Will I get laughed out of the bank?

Discussion in 'Trading' started by TulsaTrader, Apr 10, 2008.

  1. I want to borrow a couple hundred thousand bucks to put into two or three hundred dividend paying stocks, funds, reits, royalty trusts, muni bonds etc.

    I want to have the stock be collateral for the loan (like when you get a mortgage the house is the collateral). Plus you'd think banks might be more willing to accept stocks as collateral since they are more easily liquidated than houses. Of course on the flip side you can't remodel your stock to make it worth more.

    Obviously for this to work the APR on the loan would need to be lower than the average APY on the stocks/funds etc.

    Initially my thought was borrow 200K at around 5% to 6% and diversify it into instruments paying 7% to 12%. DD would be performed before buying any of the stocks etc.

    I could probably put 20 to 25K into a CD at a bank to act as additional collateral.

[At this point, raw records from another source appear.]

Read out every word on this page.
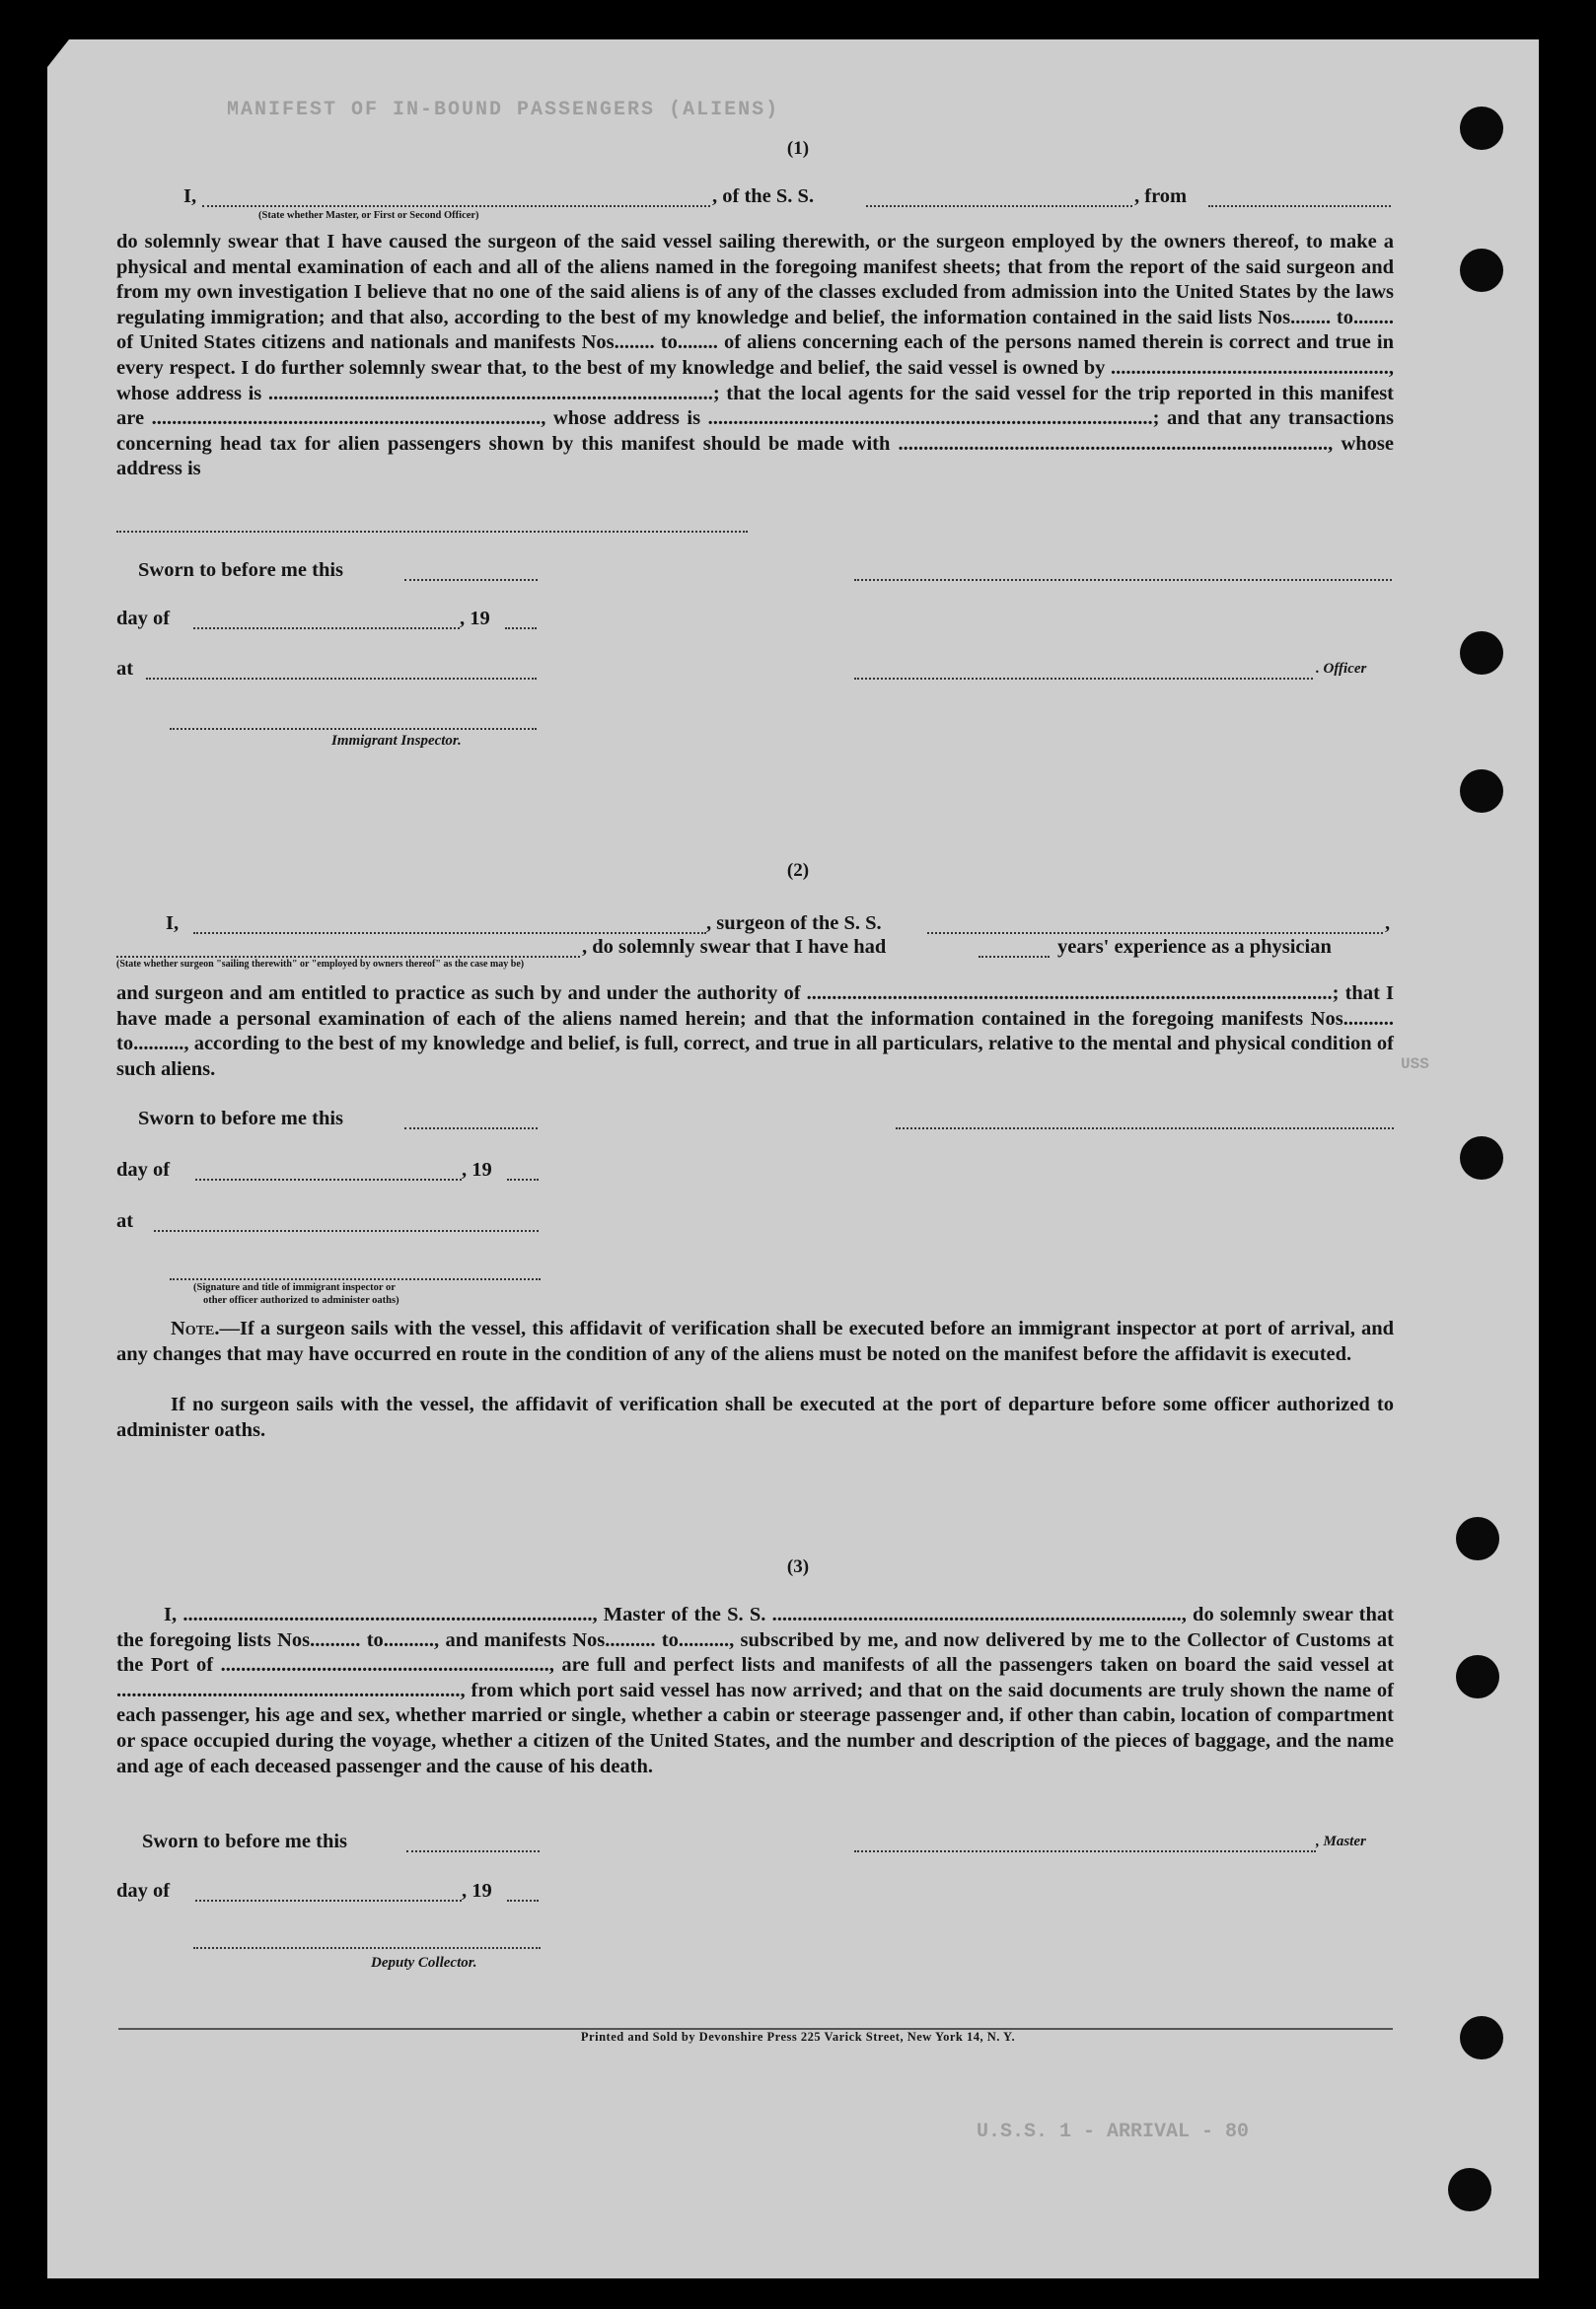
MANIFEST OF IN-BOUND PASSENGERS (ALIENS)
U.S.S. 1 - ARRIVAL - 80
USS
(1)
I,	, of the S. S.	, from
(State whether Master, or First or Second Officer)
do solemnly swear that I have caused the surgeon of the said vessel sailing therewith, or the surgeon employed by the owners thereof, to make a physical and mental examination of each and all of the aliens named in the foregoing manifest sheets; that from the report of the said surgeon and from my own investigation I believe that no one of the said aliens is of any of the classes excluded from admission into the United States by the laws regulating immigration; and that also, according to the best of my knowledge and belief, the information contained in the said lists Nos........ to........ of United States citizens and nationals and manifests Nos........ to........ of aliens concerning each of the persons named therein is correct and true in every respect. I do further solemnly swear that, to the best of my knowledge and belief, the said vessel is owned by ......................................................., whose address is ........................................................................................; that the local agents for the said vessel for the trip reported in this manifest are ............................................................................., whose address is ........................................................................................; and that any transactions concerning head tax for alien passengers shown by this manifest should be made with ....................................................................................., whose address is
Sworn to before me this
day of	, 19
at	. Officer
Immigrant Inspector.
(2)
I,	, surgeon of the S. S.	,
, do solemnly swear that I have had	years' experience as a physician
(State whether surgeon "sailing therewith" or "employed by owners thereof" as the case may be)
and surgeon and am entitled to practice as such by and under the authority of ........................................................................................................; that I have made a personal examination of each of the aliens named herein; and that the information contained in the foregoing manifests Nos.......... to.........., according to the best of my knowledge and belief, is full, correct, and true in all particulars, relative to the mental and physical condition of such aliens.
Sworn to before me this
day of	, 19
at
(Signature and title of immigrant inspector or
other officer authorized to administer oaths)
Note.—If a surgeon sails with the vessel, this affidavit of verification shall be executed before an immigrant inspector at port of arrival, and any changes that may have occurred en route in the condition of any of the aliens must be noted on the manifest before the affidavit is executed.
If no surgeon sails with the vessel, the affidavit of verification shall be executed at the port of departure before some officer authorized to administer oaths.
(3)
I, ................................................................................., Master of the S. S. ................................................................................., do solemnly swear that the foregoing lists Nos.......... to.........., and manifests Nos.......... to.........., subscribed by me, and now delivered by me to the Collector of Customs at the Port of ................................................................., are full and perfect lists and manifests of all the passengers taken on board the said vessel at ...................................................................., from which port said vessel has now arrived; and that on the said documents are truly shown the name of each passenger, his age and sex, whether married or single, whether a cabin or steerage passenger and, if other than cabin, location of compartment or space occupied during the voyage, whether a citizen of the United States, and the number and description of the pieces of baggage, and the name and age of each deceased passenger and the cause of his death.
Sworn to before me this	, Master
day of	, 19
Deputy Collector.
Printed and Sold by Devonshire Press 225 Varick Street, New York 14, N. Y.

    What do you guys think? Are they going to laugh me out of the bank?
  2. What you are talking about is basically a margin load which many banks already offer. They do great in upmarkets but if the market turns against the gearing you have taken on can come and bite you in the arse. Just ask the Tricom and Opes clients in Australia who are down hundreds of millions on these types of instruments.
  3. I work in a bank, but I'm no expert in credit. My gut feeling is that a bank would not go for this. The liquidity of your investments might actually work against you. The bank knows you can liquidate it at a moment's notice and skip town. Also, they know you might trade on margin and dig yourself into a really deep hole. Good luck in any case.
  4. Take a camera with you and put their reactions on youtube.

    Should be good.
  5. Considering that Reg T only permits borrowing 50% of the market value, I'd say they're going to have a good laugh.

  6. mokwit


    Right now banks are reducing their lending to shore up their balance sheet.

    Consumer loan decisions are made by scoring software at large banks, so if it doesn't fit the criteria it would be rejected. A smaller bank may look at it at a personal level i.e. by a human loan officer - the real question is how much equity do you have in your home? Banks make you write a business plan and then just turn to the 'equity in home' section of the aplication form, discount it to 40% and that is your loan amount.
  7. Having been a banker for 2 years I will tell you, you have not a chance in hell (this only applies to big banks).
  8. Thanks for the replies guys.

    Bogan7 - The link comes up with a page not found message.
  9. Daal


    you could do something similar with the credit cards that offer loans with no apr, they require monthly payments on time or the interest goes way up.